Connecticut Increases Penalties for Hate Crimes

In response to rising incidents of hate in our communities, the Jewish Federation’s Jewish Community Relations Council (JCRC), in tandem with the Anti-Defamation League (ADL), celebrated the recent passage of new, tougher hate crimes legislation in Connecticut.

This bill, slated to become the strongest legislation of its kind in the U.S., passed unanimously. Hate crimes previously considered Class D felonies, are now re-categorized as Class C felonies (making threats against a house of worship), punishable by 10 years in prison and $10,000 fines. 

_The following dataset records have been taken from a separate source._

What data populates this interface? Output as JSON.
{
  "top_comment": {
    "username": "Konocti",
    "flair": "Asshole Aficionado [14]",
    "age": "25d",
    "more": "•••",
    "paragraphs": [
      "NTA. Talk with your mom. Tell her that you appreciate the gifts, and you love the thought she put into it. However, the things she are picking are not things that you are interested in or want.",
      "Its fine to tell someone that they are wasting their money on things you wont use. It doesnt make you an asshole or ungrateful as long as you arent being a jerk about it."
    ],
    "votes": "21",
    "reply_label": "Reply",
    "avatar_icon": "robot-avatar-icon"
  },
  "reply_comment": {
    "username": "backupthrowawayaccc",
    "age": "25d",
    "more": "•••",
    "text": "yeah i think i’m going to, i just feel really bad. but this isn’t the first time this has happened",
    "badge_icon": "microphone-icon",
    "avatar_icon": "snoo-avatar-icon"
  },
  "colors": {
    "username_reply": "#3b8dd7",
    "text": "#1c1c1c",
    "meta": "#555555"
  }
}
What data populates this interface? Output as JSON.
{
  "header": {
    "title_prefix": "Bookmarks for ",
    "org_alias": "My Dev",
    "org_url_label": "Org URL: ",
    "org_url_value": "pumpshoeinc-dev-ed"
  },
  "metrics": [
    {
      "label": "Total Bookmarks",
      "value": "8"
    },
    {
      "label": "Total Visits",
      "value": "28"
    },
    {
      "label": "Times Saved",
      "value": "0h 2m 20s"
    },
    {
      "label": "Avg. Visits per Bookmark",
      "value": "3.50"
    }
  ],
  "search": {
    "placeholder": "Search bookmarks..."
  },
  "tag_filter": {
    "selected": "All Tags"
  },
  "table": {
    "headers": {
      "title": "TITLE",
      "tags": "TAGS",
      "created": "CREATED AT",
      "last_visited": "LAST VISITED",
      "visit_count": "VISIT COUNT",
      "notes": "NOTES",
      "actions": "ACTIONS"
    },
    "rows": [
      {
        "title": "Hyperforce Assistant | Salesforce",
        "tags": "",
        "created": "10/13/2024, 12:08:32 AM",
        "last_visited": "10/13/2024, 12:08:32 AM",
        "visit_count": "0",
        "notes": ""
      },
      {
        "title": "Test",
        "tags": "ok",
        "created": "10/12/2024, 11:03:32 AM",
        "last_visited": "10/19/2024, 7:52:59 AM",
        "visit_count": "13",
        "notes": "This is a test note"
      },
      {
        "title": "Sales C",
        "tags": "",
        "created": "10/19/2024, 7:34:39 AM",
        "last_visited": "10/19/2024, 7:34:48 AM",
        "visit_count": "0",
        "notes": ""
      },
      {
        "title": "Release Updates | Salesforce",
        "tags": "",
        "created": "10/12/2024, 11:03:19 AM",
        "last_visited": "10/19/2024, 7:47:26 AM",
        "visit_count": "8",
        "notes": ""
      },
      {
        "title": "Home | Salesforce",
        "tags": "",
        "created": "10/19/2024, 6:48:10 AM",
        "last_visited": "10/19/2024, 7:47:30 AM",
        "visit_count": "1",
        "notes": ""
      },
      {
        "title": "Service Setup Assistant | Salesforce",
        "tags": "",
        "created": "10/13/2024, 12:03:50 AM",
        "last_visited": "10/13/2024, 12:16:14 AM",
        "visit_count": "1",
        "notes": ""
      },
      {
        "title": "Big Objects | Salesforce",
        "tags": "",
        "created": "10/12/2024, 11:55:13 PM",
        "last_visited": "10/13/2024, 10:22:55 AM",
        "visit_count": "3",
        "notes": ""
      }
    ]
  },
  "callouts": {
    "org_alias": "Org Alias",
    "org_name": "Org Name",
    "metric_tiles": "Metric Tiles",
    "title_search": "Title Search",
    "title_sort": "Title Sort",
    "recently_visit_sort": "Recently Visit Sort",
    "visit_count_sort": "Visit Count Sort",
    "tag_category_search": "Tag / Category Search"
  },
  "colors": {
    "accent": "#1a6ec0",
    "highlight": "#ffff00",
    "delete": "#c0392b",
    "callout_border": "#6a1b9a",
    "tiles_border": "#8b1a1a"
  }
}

Community initiatives to prevent, educate and advocate against these threats have taken several forms. Under the banner of the Jewish Federation of Greater New Haven (JFGNH) State and local officials met at Congregation B’nai Jacob in Woodbridge with Jewish community leaders on February 23, to discuss the rise in anti-Semitism, targeted hate crimes and effective security tactics. After receiving security training on April 24, Judy Alperin, CEO of the JFGNH, spoke with community and faith leaders at Congregation Beth El-Keser Israel about increased incidents of violence.

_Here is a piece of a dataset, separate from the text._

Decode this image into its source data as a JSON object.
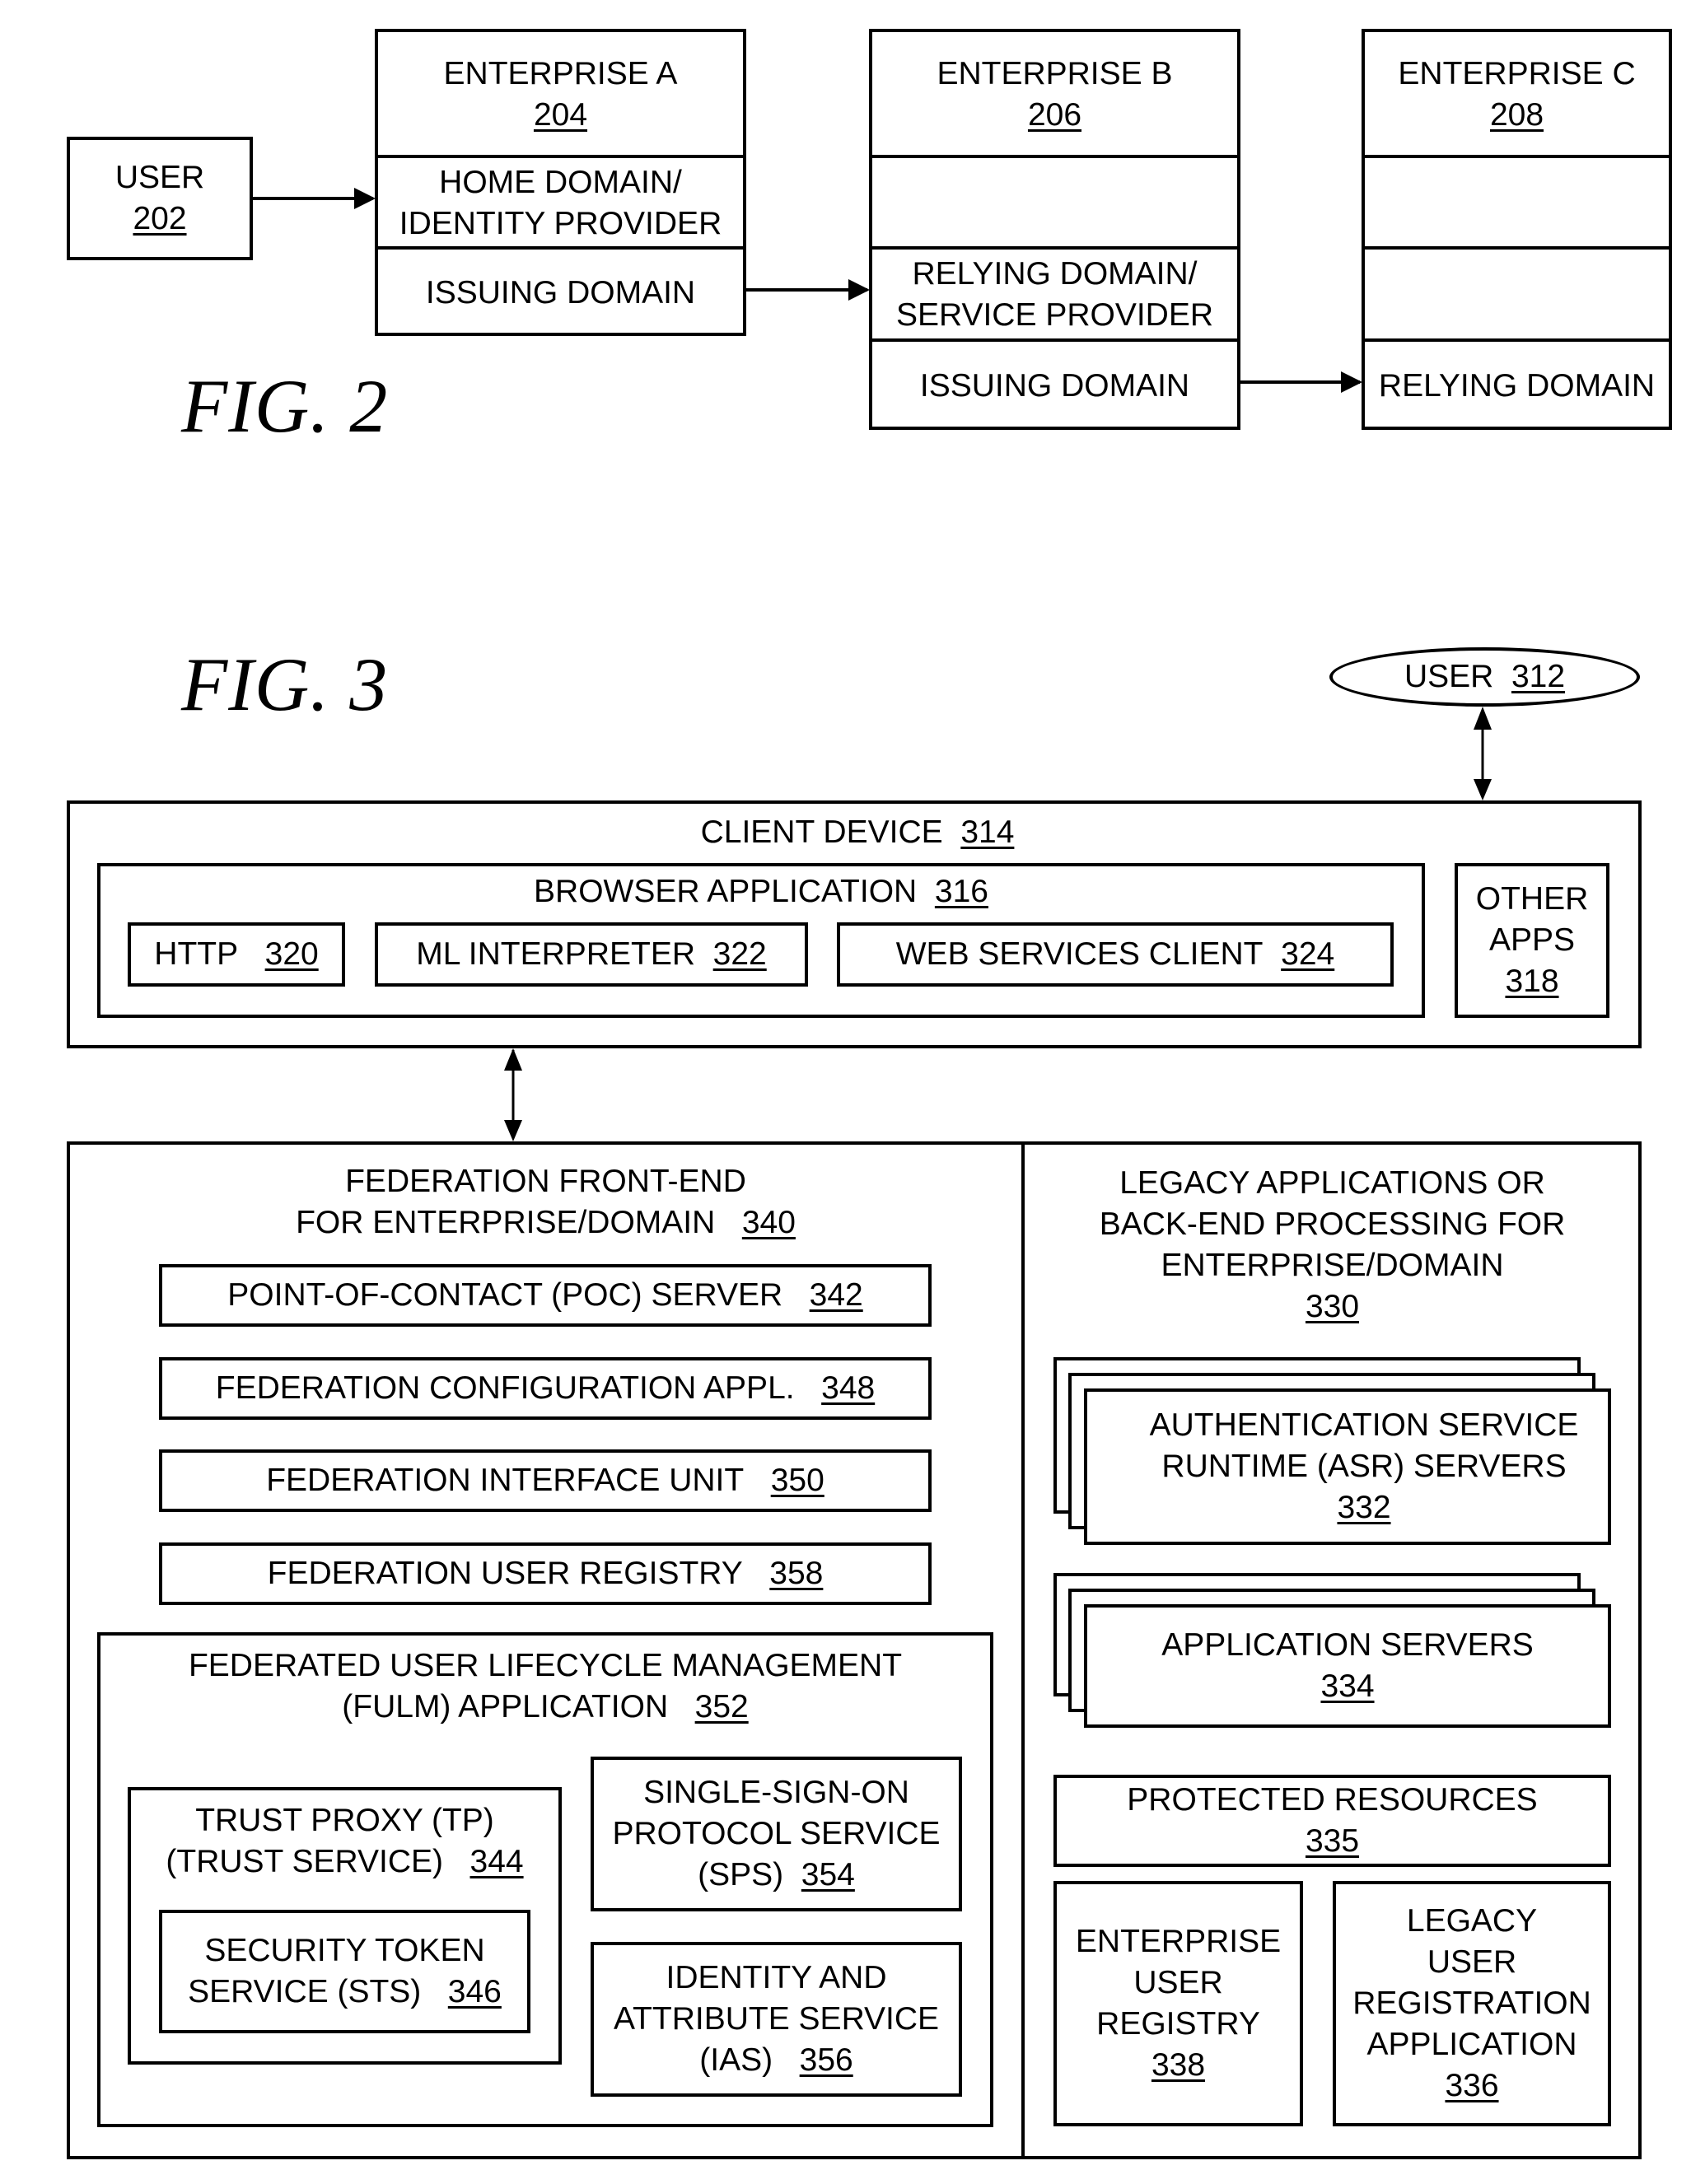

Jewish Federation of Greater New Haven and its partner ADL actively promoted the bill through advocacy, culminating in the annual Legislative Breakfast organized by the Jewish Community Relations Council. Legislators Senator Len Fasano, Rep. Themis Klarides and Rep. Pat Dillon mutually shared their support for the new laws, encouraging the community and legislature to come together and set the tone by saying, “No more”.
In response, Michael Bloom, director of the Jewish Federation Association of Connecticut (JFACT) stated, “Nationwide, the rise in anti-Semitism and bomb threats against the Jewish community have caused stress, angst and fear in the Jewish community. These threats are real and should be punished to the fullest extent of the law.” 

Steve Ginsburg, director of the Connecticut office of ADL, reacted to the anti-Semitic incidents by calling for, “the community coming together to say this is not who we are.” He pointed to a 100 percent rise in reported incidents to the ADL since last summer.

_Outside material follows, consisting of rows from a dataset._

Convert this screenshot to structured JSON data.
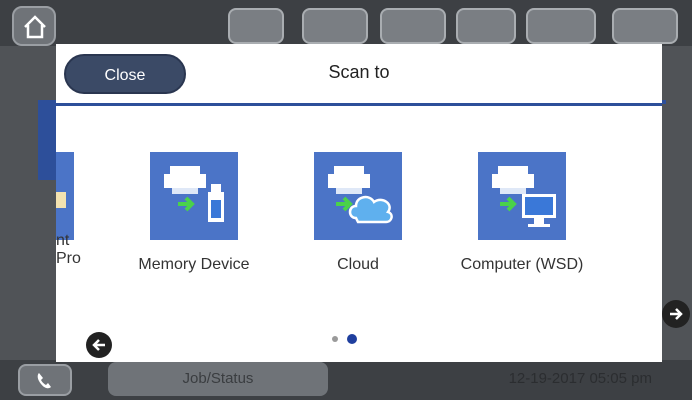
{
  "dialog": {
    "title": "Scan to",
    "close_label": "Close"
  },
  "tiles": [
    {
      "label_line1": "nt",
      "label_line2": "Pro",
      "icon": "partial-icon"
    },
    {
      "label": "Memory Device",
      "icon": "memory-device-icon"
    },
    {
      "label": "Cloud",
      "icon": "cloud-icon"
    },
    {
      "label": "Computer (WSD)",
      "icon": "computer-wsd-icon"
    }
  ],
  "pagination": {
    "current": 2,
    "total": 2
  },
  "background": {
    "job_status_label": "Job/Status",
    "datetime": "12-19-2017 05:05 pm"
  },
  "colors": {
    "tile_blue": "#4b74c7",
    "close_button": "#3b4a66",
    "accent_line": "#2d4f9a",
    "active_dot": "#1f3f9e"
  }
}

 “Hate crimes are distinct from other forms of criminal conduct,” said Ginsburg, “as they have a special emotional and psychological impact, expanding beyond the individual victim. Whenever a bias-motivated crime is committed, the victim’s entire community is left feeling victimized, vulnerable, fearful, isolated, and unprotected by the law. Connecticut has made clear today that by firming up our hate crimes law, all of our state’s residents and their respective communities are much closer to safety.